GILBERT — Nearly 30 years ago, Bertrand Berry helped recruit Florida running back Autry Denson to Notre Dame. From that point on, a decades-long friendship took root. Three decades later, their paths have crossed again.
Berry played six of his 13 NFL seasons in an Arizona Cardinals uniform, and Denson was recently hired as the running backs coach for the Cardinals. Their sons, Bertrand Berry II and Elijah Denson, are both seniors and play for Highland High School. Similar to their fathers, Berry II plays outside linebacker and Elijah is a running back. The longtime friendship expands generations.
“It was kind of like an artificial relationship at first,” Berry II said. “I ended up having a class with [Elijah) and of course he’s my teammate, so I’ve been able to build a pretty good relationship with him over the past few months.”
After Autry’s six-year professional career in the NFL came to an end, he coached at different schools in Florida, South Carolina, Ohio and even at his alma mater Notre Dame, where he still holds the school’s all-time rushing record. Meanwhile, the Berry family has lived in Arizona since he signed with the Cardinals in 2004.
Elijah and Berry II knew each other, but didn’t become friends until Elijah moved to Arizona and attended Highland. Even though they play on the same team, sitting next to each other in class brought them closer. Elijah understands that this is almost history repeating itself.

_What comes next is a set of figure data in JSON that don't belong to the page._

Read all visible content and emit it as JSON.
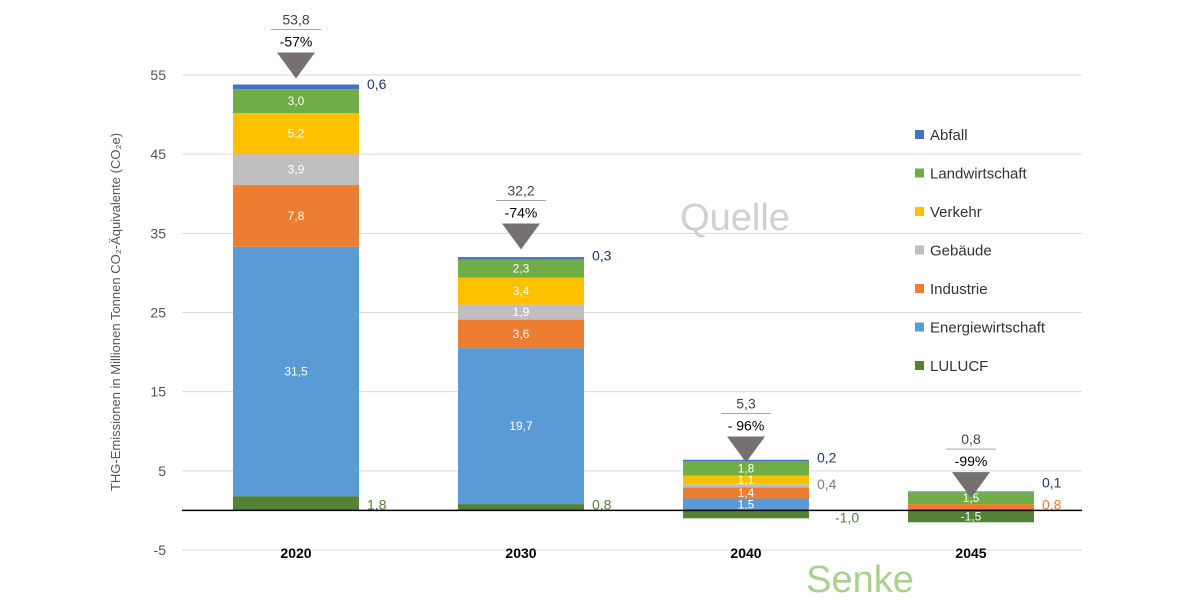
{
  "chart_data": {
    "type": "bar",
    "stacked": true,
    "categories": [
      "2020",
      "2030",
      "2040",
      "2045"
    ],
    "ylabel": "THG-Emissionen in Millionen Tonnen CO₂-Äquivalente (CO₂e)",
    "ylim": [
      -5,
      55
    ],
    "yticks": [
      "-5",
      "5",
      "15",
      "25",
      "35",
      "45",
      "55"
    ],
    "grid": true,
    "legend_position": "right",
    "series": [
      {
        "name": "LULUCF",
        "color": "#548235",
        "values": [
          1.8,
          0.8,
          -1.0,
          -1.5
        ],
        "labels": [
          "1,8",
          "0,8",
          "-1,0",
          "-1,5"
        ]
      },
      {
        "name": "Energiewirtschaft",
        "color": "#5b9bd5",
        "values": [
          31.5,
          19.7,
          1.5,
          0
        ],
        "labels": [
          "31,5",
          "19,7",
          "1,5",
          ""
        ]
      },
      {
        "name": "Industrie",
        "color": "#ed7d31",
        "values": [
          7.8,
          3.6,
          1.4,
          0.8
        ],
        "labels": [
          "7,8",
          "3,6",
          "1,4",
          "0,8"
        ]
      },
      {
        "name": "Gebäude",
        "color": "#bfbfbf",
        "values": [
          3.9,
          1.9,
          0.4,
          0
        ],
        "labels": [
          "3,9",
          "1,9",
          "0,4",
          ""
        ]
      },
      {
        "name": "Verkehr",
        "color": "#ffc000",
        "values": [
          5.2,
          3.4,
          1.1,
          0
        ],
        "labels": [
          "5,2",
          "3,4",
          "1,1",
          ""
        ]
      },
      {
        "name": "Landwirtschaft",
        "color": "#70ad47",
        "values": [
          3.0,
          2.3,
          1.8,
          1.5
        ],
        "labels": [
          "3,0",
          "2,3",
          "1,8",
          "1,5"
        ]
      },
      {
        "name": "Abfall",
        "color": "#4472c4",
        "values": [
          0.6,
          0.3,
          0.2,
          0.1
        ],
        "labels": [
          "0,6",
          "0,3",
          "0,2",
          "0,1"
        ]
      }
    ],
    "totals": [
      "53,8",
      "32,2",
      "5,3",
      "0,8"
    ],
    "total_values": [
      53.8,
      32.2,
      5.3,
      0.8
    ],
    "reductions": [
      "-57%",
      "-74%",
      "- 96%",
      "-99%"
    ],
    "annotations": {
      "source": "Quelle",
      "sink": "Senke"
    },
    "annotation_colors": {
      "source": "#d0d0d0",
      "sink": "#a9d18e"
    }
  }
}
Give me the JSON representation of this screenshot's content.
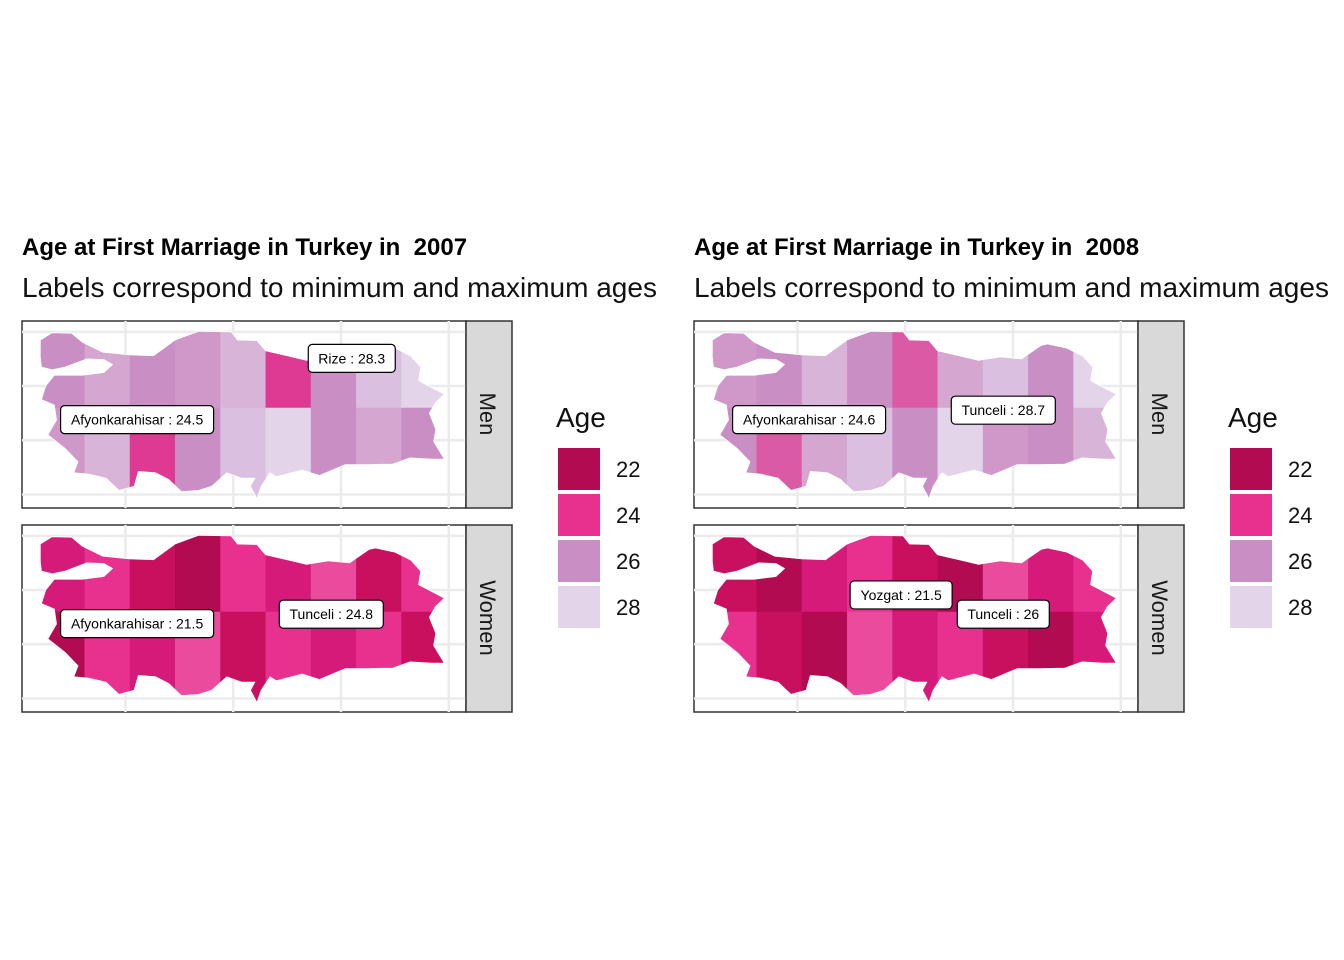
{
  "legend": {
    "title": "Age",
    "items": [
      {
        "label": "22",
        "color": "#b20b52"
      },
      {
        "label": "24",
        "color": "#e8318f"
      },
      {
        "label": "26",
        "color": "#c98ec4"
      },
      {
        "label": "28",
        "color": "#e3d4e9"
      }
    ]
  },
  "maps": [
    {
      "title": "Age at First Marriage in Turkey in  2007",
      "subtitle": "Labels correspond to minimum and maximum ages",
      "facets": [
        {
          "strip": "Men",
          "palette": [
            "#c98ec4",
            "#d4a6d0",
            "#c98ec4",
            "#cf98c8",
            "#d8b4d8",
            "#de3a94",
            "#c98ec4",
            "#dbbfe0",
            "#e3d4e9"
          ],
          "labels": [
            {
              "province": "Rize",
              "value": "28.3",
              "text": "Rize  : 28.3",
              "lon": 40.5,
              "lat": 41.02
            },
            {
              "province": "Afyonkarahisar",
              "value": "24.5",
              "text": "Afyonkarahisar  : 24.5",
              "lon": 30.54,
              "lat": 38.76
            }
          ]
        },
        {
          "strip": "Women",
          "palette": [
            "#d61a7a",
            "#e8318f",
            "#c9105f",
            "#b20b52",
            "#e8318f",
            "#d61a7a",
            "#ea4b9d",
            "#c9105f",
            "#e8318f"
          ],
          "labels": [
            {
              "province": "Tunceli",
              "value": "24.8",
              "text": "Tunceli  : 24.8",
              "lon": 39.55,
              "lat": 39.11
            },
            {
              "province": "Afyonkarahisar",
              "value": "21.5",
              "text": "Afyonkarahisar  : 21.5",
              "lon": 30.54,
              "lat": 38.76
            }
          ]
        }
      ]
    },
    {
      "title": "Age at First Marriage in Turkey in  2008",
      "subtitle": "Labels correspond to minimum and maximum ages",
      "facets": [
        {
          "strip": "Men",
          "palette": [
            "#cf98c8",
            "#c98ec4",
            "#d8b4d8",
            "#c98ec4",
            "#db5aa6",
            "#d4a6d0",
            "#dbbfe0",
            "#c98ec4",
            "#e3d4e9"
          ],
          "labels": [
            {
              "province": "Tunceli",
              "value": "28.7",
              "text": "Tunceli  : 28.7",
              "lon": 39.55,
              "lat": 39.11
            },
            {
              "province": "Afyonkarahisar",
              "value": "24.6",
              "text": "Afyonkarahisar  : 24.6",
              "lon": 30.54,
              "lat": 38.76
            }
          ]
        },
        {
          "strip": "Women",
          "palette": [
            "#c9105f",
            "#b20b52",
            "#d61a7a",
            "#e8318f",
            "#c9105f",
            "#b20b52",
            "#ea4b9d",
            "#d61a7a",
            "#e8318f"
          ],
          "labels": [
            {
              "province": "Yozgat",
              "value": "21.5",
              "text": "Yozgat  : 21.5",
              "lon": 34.81,
              "lat": 39.82
            },
            {
              "province": "Tunceli",
              "value": "26",
              "text": "Tunceli  : 26",
              "lon": 39.55,
              "lat": 39.11
            }
          ]
        }
      ]
    }
  ]
}
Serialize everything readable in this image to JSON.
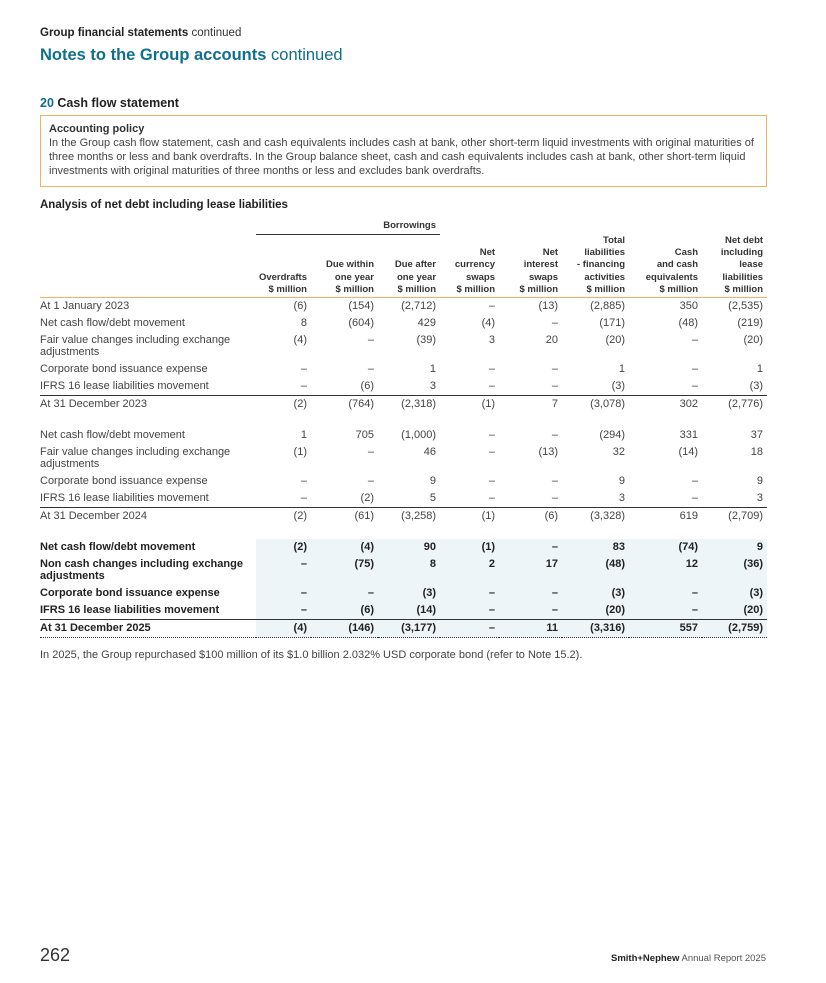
{
  "header": {
    "section": "Group financial statements",
    "section_suffix": "continued",
    "title": "Notes to the Group accounts",
    "title_suffix": "continued"
  },
  "note": {
    "number": "20",
    "title": "Cash flow statement"
  },
  "policy": {
    "title": "Accounting policy",
    "text": "In the Group cash flow statement, cash and cash equivalents includes cash at bank, other short-term liquid investments with original maturities of three months or less and bank overdrafts. In the Group balance sheet, cash and cash equivalents includes cash at bank, other short-term liquid investments with original maturities of three months or less and excludes bank overdrafts."
  },
  "table": {
    "title": "Analysis of net debt including lease liabilities",
    "group_header": "Borrowings",
    "columns": [
      "Overdrafts\n$ million",
      "Due within\none year\n$ million",
      "Due after\none year\n$ million",
      "Net\ncurrency\nswaps\n$ million",
      "Net\ninterest\nswaps\n$ million",
      "Total\nliabilities\n- financing\nactivities\n$ million",
      "Cash\nand cash\nequivalents\n$ million",
      "Net debt\nincluding\nlease\nliabilities\n$ million"
    ],
    "sections": [
      {
        "rows": [
          [
            "At 1 January 2023",
            "(6)",
            "(154)",
            "(2,712)",
            "–",
            "(13)",
            "(2,885)",
            "350",
            "(2,535)"
          ],
          [
            "Net cash flow/debt movement",
            "8",
            "(604)",
            "429",
            "(4)",
            "–",
            "(171)",
            "(48)",
            "(219)"
          ],
          [
            "Fair value changes including exchange adjustments",
            "(4)",
            "–",
            "(39)",
            "3",
            "20",
            "(20)",
            "–",
            "(20)"
          ],
          [
            "Corporate bond issuance expense",
            "–",
            "–",
            "1",
            "–",
            "–",
            "1",
            "–",
            "1"
          ],
          [
            "IFRS 16 lease liabilities movement",
            "–",
            "(6)",
            "3",
            "–",
            "–",
            "(3)",
            "–",
            "(3)"
          ],
          [
            "At 31 December 2023",
            "(2)",
            "(764)",
            "(2,318)",
            "(1)",
            "7",
            "(3,078)",
            "302",
            "(2,776)"
          ]
        ]
      },
      {
        "rows": [
          [
            "Net cash flow/debt movement",
            "1",
            "705",
            "(1,000)",
            "–",
            "–",
            "(294)",
            "331",
            "37"
          ],
          [
            "Fair value changes including exchange adjustments",
            "(1)",
            "–",
            "46",
            "–",
            "(13)",
            "32",
            "(14)",
            "18"
          ],
          [
            "Corporate bond issuance expense",
            "–",
            "–",
            "9",
            "–",
            "–",
            "9",
            "–",
            "9"
          ],
          [
            "IFRS 16 lease liabilities movement",
            "–",
            "(2)",
            "5",
            "–",
            "–",
            "3",
            "–",
            "3"
          ],
          [
            "At 31 December 2024",
            "(2)",
            "(61)",
            "(3,258)",
            "(1)",
            "(6)",
            "(3,328)",
            "619",
            "(2,709)"
          ]
        ]
      },
      {
        "rows": [
          [
            "Net cash flow/debt movement",
            "(2)",
            "(4)",
            "90",
            "(1)",
            "–",
            "83",
            "(74)",
            "9"
          ],
          [
            "Non cash changes including exchange adjustments",
            "–",
            "(75)",
            "8",
            "2",
            "17",
            "(48)",
            "12",
            "(36)"
          ],
          [
            "Corporate bond issuance expense",
            "–",
            "–",
            "(3)",
            "–",
            "–",
            "(3)",
            "–",
            "(3)"
          ],
          [
            "IFRS 16 lease liabilities movement",
            "–",
            "(6)",
            "(14)",
            "–",
            "–",
            "(20)",
            "–",
            "(20)"
          ],
          [
            "At 31 December 2025",
            "(4)",
            "(146)",
            "(3,177)",
            "–",
            "11",
            "(3,316)",
            "557",
            "(2,759)"
          ]
        ]
      }
    ]
  },
  "footnote": "In 2025, the Group repurchased $100 million of its $1.0 billion 2.032% USD corporate bond (refer to Note 15.2).",
  "footer": {
    "page_number": "262",
    "brand": "Smith+Nephew",
    "report": "Annual Report 2025"
  }
}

“(It’s) like looking in the mirror,” Elijah said. “Like (Bertrand Sr.) and his son and then me and my dad. It’s pretty cool.”
When Berry heard Autry was coming to the Valley, it was deja vu as he made sure to recruit Elijah to play for Highland because of how well the Highland community treated Berry Sr. and his family over the years. Even though Autry and Berry have been off and on for years, according to Denson, the two pick up where they left off each time they see each other.
“The last thing that I want to do is from an athletics standpoint, go against one of my fellow Irish,” Berry Sr. said. “So I put the full court press on him to make sure that he came to Highland as opposed to some of the other competing schools.”
Autry and Berry sit next to each other every week in the parent’s section of the Highland crowd. Their sons, similarly, have developed their own relationship. According to Berry II, the two sit next to each other in class, crack jokes and help each other with classwork.
“It’s all love,” Berry II said. “I think it helps us grow a little bit.”
Through the Hawks’ first four games, Elijah rushed for 100 yards on 18 carries, with 53 of those yards coming in Highland’s game against Campo Verde. Midway through the season, he averages 5.6 yards per carry.
“My son is so much (more) talented than I was,” Autry said. “His god-given talent is unbelievable. I wish I had a bit of the talent that he has.”
This is high praise, as Autry still holds a slew of Notre Dame’s rushing records. Over the 1995-1998 seasons, he rushed for 4,318 yards, 43 touchdowns and 5,327 all-purpose yards, while also earning MVP honors in the 1999 Gator Bowl.
Autry was drafted in the seventh round of the 1999 NFL draft by the Tampa Bay Buccaneers and played four seasons in the NFL, mostly with the Miami Dolphins.
Berry II is currently recovering from an arm injury and hasn’t played a game with the Hawks this year. He still supports his team on the sidelines even though he can’t physically play. When he is on the field though, he is one of Highland’s dangerous players. In the 2022 season, he was third on the team in sacks with 6.5 while tackling 29 players, 12th on the team.
“Bertrand’s really come into his own,” Highland coach Brock Farell said. “He leads the defense from not only an example point of view of always hustling and getting to the ball.”
Although they’re in different parts of their football journey, the friendship between the Densons and Berrys spans generations, on and off the gridiron.